Despite significant advancements in text generation and reasoning, Large Language Models (LLMs) still face challenges in accurately performing complex arithmetic operations. To achieve accurate calculations, language model systems often enable LLMs to generate code for arithmetic operations. However, this approach compromises speed and security and, if finetuning is involved, risks the language model losing prior capabilities. We propose a framework that enables exact arithmetic in \textit{a single autoregressive step}, providing faster, more secure, and more interpretable LLM systems with arithmetic capabilities. We use the hidden states of an LLM to control a symbolic architecture which performs arithmetic. Our implementation using Llama 3 8B Instruct with OccamNet as a symbolic model (OccamLlama) achieves 100\% accuracy on single arithmetic operations ($+,-,\times,\div,\sin{},\cos{},\log{},\exp{},\sqrt{}$), outperforming GPT 4o and on par with GPT 4o using a code interpreter. OccamLlama also outperforms GPT 4o both with and without a code interpreter on mathematical problem solving benchmarks involving challenging arithmetic, thus enabling small LLMs to match the arithmetic performance of even much larger models. We will make our code public shortly.
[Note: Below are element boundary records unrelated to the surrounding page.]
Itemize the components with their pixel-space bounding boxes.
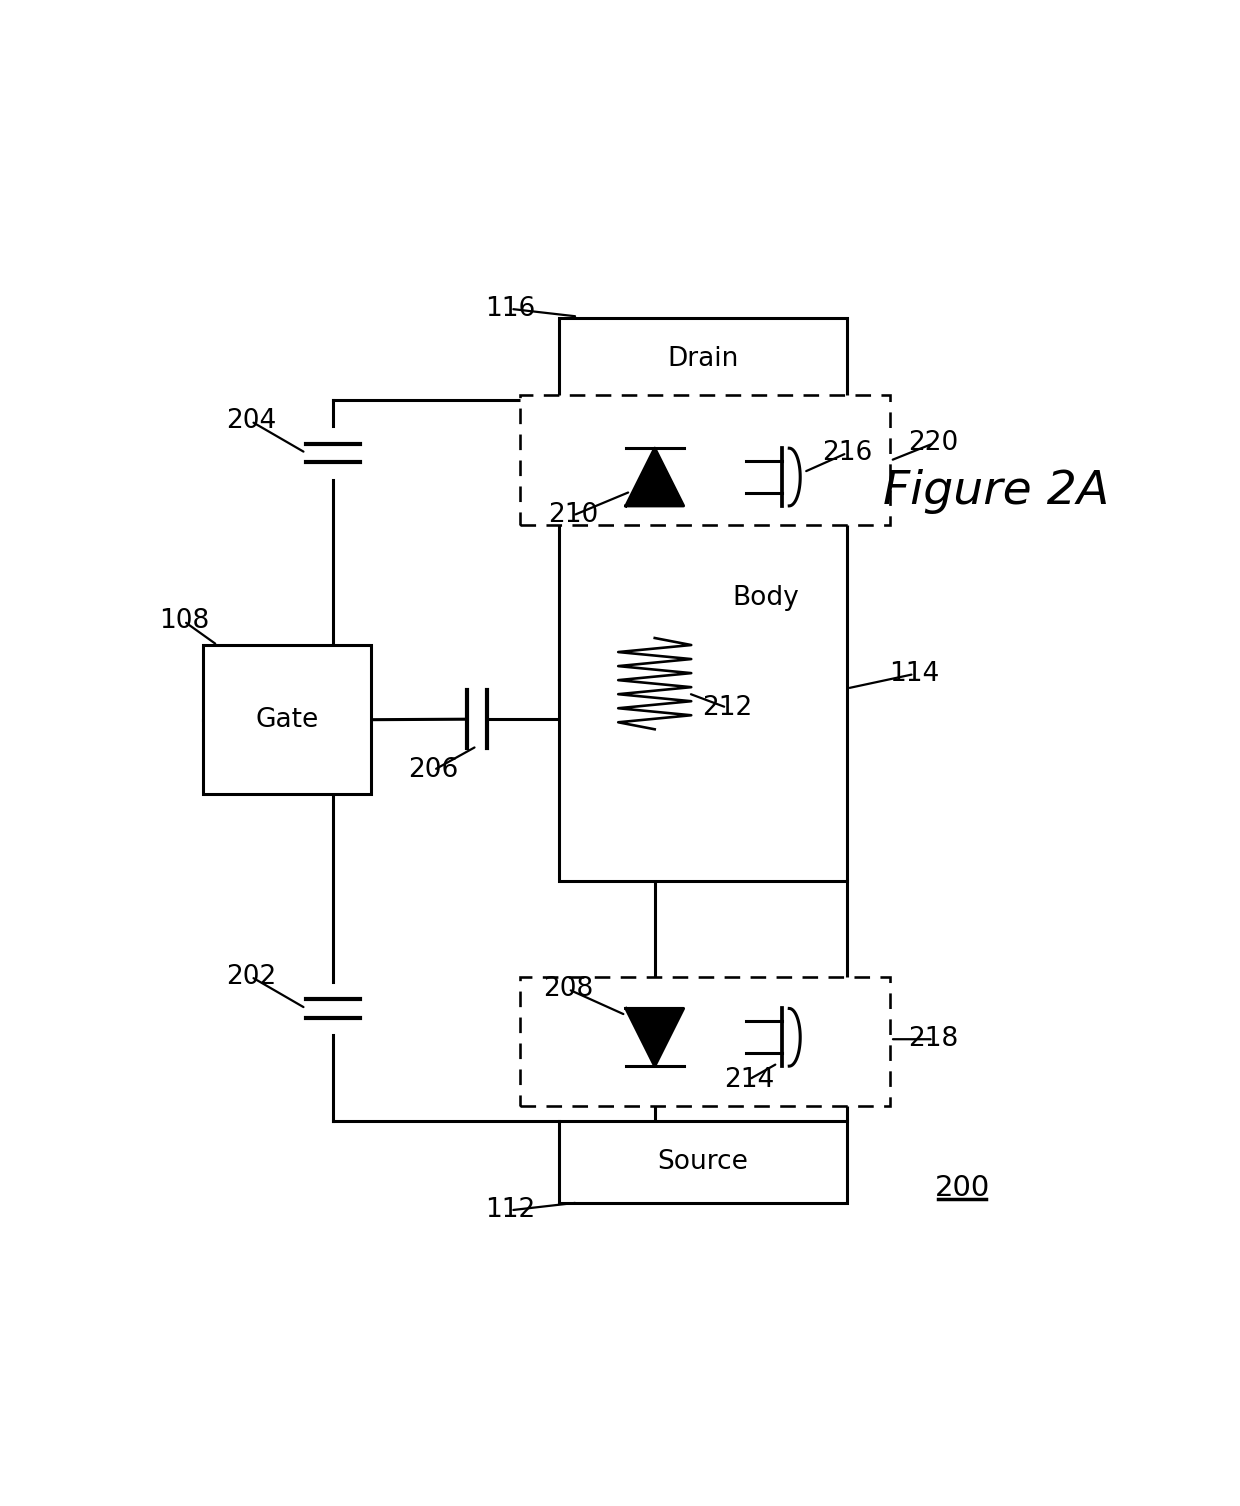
Text: 212: 212: [702, 694, 751, 721]
Text: 202: 202: [226, 964, 277, 989]
Text: Body: Body: [733, 586, 800, 611]
Text: 208: 208: [543, 976, 594, 1003]
Bar: [521, 977, 890, 1107]
Text: Figure 2A: Figure 2A: [883, 468, 1109, 514]
Bar: [558, 477, 847, 881]
Bar: [521, 396, 890, 526]
Text: Source: Source: [657, 1149, 748, 1175]
Text: 214: 214: [724, 1066, 774, 1092]
Text: 116: 116: [485, 295, 536, 322]
Text: 220: 220: [908, 431, 959, 456]
Bar: [558, 1120, 847, 1203]
Text: 206: 206: [408, 758, 459, 783]
Text: 114: 114: [889, 661, 940, 687]
Polygon shape: [626, 1009, 683, 1066]
Text: 210: 210: [548, 503, 598, 529]
Text: 108: 108: [159, 608, 210, 634]
Bar: [558, 318, 847, 401]
Text: 200: 200: [935, 1175, 990, 1202]
Text: Drain: Drain: [667, 346, 739, 372]
Bar: [203, 645, 371, 794]
Text: 204: 204: [226, 408, 277, 434]
Text: 218: 218: [908, 1026, 959, 1053]
Text: 216: 216: [822, 440, 872, 465]
Polygon shape: [626, 449, 683, 506]
Text: Gate: Gate: [255, 706, 319, 733]
Text: 112: 112: [485, 1197, 536, 1223]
翻译：尽管文本生成与推理能力已取得显著进展，大语言模型（LLMs）在执行复杂算术运算时仍面临准确性挑战。为实现精确计算，语言模型系统常依赖LLMs生成算术运算代码。然而，该方法会牺牲运算速度与安全性，若涉及微调还可能使语言模型丧失原有能力。我们提出一种可在\textit{单次自回归步骤}中实现精确算术运算的框架，为具备算术能力的LLM系统提供更快速、更安全且更可解释的解决方案。该框架利用LLM的隐藏状态控制执行算术运算的符号架构。我们以Llama 3 8B Instruct为基座、OccamNet为符号模型实现的系统（OccamLlama）在单次算术运算（$+,-,\times,\div,\sin{},\cos{},\log{},\exp{},\sqrt{}$）中达到100%准确率，性能超越GPT 4o，与启用代码解释器的GPT 4o持平。在涉及复杂算术的数学问题求解基准测试中，OccamLlama无论对比启用或未启用代码解释器的GPT 4o均表现更优，从而使小型LLM能够媲美甚至远超更大规模模型的算术性能。我们将于近期公开代码。